Ce pourrait être la fin de l’histoire, mais ce n’est pas le cas. Les économistes insistent sur le fait que les autorités peuvent suivre une politique pharaonique même quand les entrepôts sont vides. Comment ? En empruntant de l’argent… et, à l’extrême, en l’imprimant. Vous avez probablement déjà une longueur d’avance sur notre raisonnement. Vous vous demandez si cela aurait pu fonctionner en Egypte. Pharaon aurait-il pu s’épargner l’effort de stocker le grain et l’emprunter simplement quand il en avait besoin ?
Eh bien, il n’y a qu’une quantité donnée de grain disponible. Emprunter à ceux qui en ont encore n’aide pas. Au mieux, cela ne fait que le faire circuler. Au pire, cela mobilise les semences nécessaires pour planter la récolte de l’année suivante. Sans eux, la récolte sera plus petite, affamant encore plus de gens.
(Pas plus que Pharaon ne pouvait résoudre le problème de la faim en distribuant de la sciure et en prétendant qu’il s’agissait de pain complet. Il faut que ce soit digérable. C’est le même problème avec l’argent issu de la planche à billets. Comme du pain fait avec de la sciure… la devise fiduciaire est un sous-produit du bois. C’est une monnaie qui pousse littéralement sur les arbres ; elle n’a aucune valeur. La sciure n’a pas de valeur nutritive ; l’argent papier ne s’appuie pas sur de véritables ressources).
Mais les économistes ont développé des théories élaborées et des preuves mathématiques leur permettant de croire ce que tout le monde tient pour impossible. Le gouvernement est peut-être déjà profondément endetté, mais il peut s’endetter plus encore durant les années de crise, disent les économistes « néo-keynésiens », afin de compenser la contraction du secteur privé. Et les banques centrales peuvent aussi faciliter la tâche des consommateurs souhaitant emprunter. Les relances budgétaires et monétaires fournissent une « demande » nécessaire pour une économie qui ralentit.
Cela semble presque plausible. Et le truc a plutôt bien fonctionné de la fin de la Deuxième guerre mondiale jusqu’à 2007. Chaque ralentissement économique était combattu avec plus de crédit facile, menant les gens à emprunter de plus en plus d’argent. Le point de déclin de l’utilité marginale de la dette avait été atteint de nombreuses années auparavant. A la fin des années 40/50, il fallait seulement 1,40 $ de crédit pour produire un dollar de PIB supplémentaire. Au milieu des années 90, on en était à 3 $ de crédit pour un dollar de PIB. 10 ans plus tard, la quantité de crédit additionnel pour produire un dollar de plus dépassait les 5 $ — et depuis, il s’envole. En 2007, la production commençait à décliner, de sorte que les ajouts de crédit — quelle que soit leur taille — ne produisaient en fait aucune production supplémentaire.
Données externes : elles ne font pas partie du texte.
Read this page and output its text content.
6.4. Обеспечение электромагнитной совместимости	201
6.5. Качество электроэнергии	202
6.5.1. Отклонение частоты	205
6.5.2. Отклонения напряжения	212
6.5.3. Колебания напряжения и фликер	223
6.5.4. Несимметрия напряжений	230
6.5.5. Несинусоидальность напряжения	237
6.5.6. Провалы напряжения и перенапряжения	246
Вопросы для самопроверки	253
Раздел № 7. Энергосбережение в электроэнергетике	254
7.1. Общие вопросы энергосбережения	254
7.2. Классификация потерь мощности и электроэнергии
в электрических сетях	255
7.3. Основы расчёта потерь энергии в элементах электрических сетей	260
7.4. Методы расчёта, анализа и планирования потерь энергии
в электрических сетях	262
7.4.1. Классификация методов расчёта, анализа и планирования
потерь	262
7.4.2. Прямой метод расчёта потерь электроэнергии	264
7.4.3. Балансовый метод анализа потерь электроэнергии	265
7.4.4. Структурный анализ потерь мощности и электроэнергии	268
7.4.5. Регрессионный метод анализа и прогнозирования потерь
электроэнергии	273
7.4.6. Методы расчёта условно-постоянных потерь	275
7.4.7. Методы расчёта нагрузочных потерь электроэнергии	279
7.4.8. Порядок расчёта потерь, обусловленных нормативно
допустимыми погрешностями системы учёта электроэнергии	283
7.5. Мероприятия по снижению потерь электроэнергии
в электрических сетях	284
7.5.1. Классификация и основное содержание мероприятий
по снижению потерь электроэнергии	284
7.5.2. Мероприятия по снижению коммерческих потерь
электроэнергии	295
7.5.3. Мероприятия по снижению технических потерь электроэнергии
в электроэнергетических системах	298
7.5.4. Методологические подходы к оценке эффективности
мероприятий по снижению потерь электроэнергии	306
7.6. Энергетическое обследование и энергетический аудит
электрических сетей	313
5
La dette est devenue un fardeau majeur pour les économies des Etats-Unis, de l’Europe et du Japon. Elle les empêche d’épargner, de dépenser, d’investir et de créer de la nouvelle richesse. Pourquoi ? Parce que les ressources qu’on aurait pu mettre au travail pour construire l’avenir ont déjà été englouties par le passé. La dette a été contractée. Elle doit être remboursée. C’est comme si Pharaon avait déjà emprunté le grain nécessaire… comme si le grain destiné à être planté pour l’année prochaine avait déjà été mangé. Une fois consommé, il ne peut être emprunté. Il a disparu.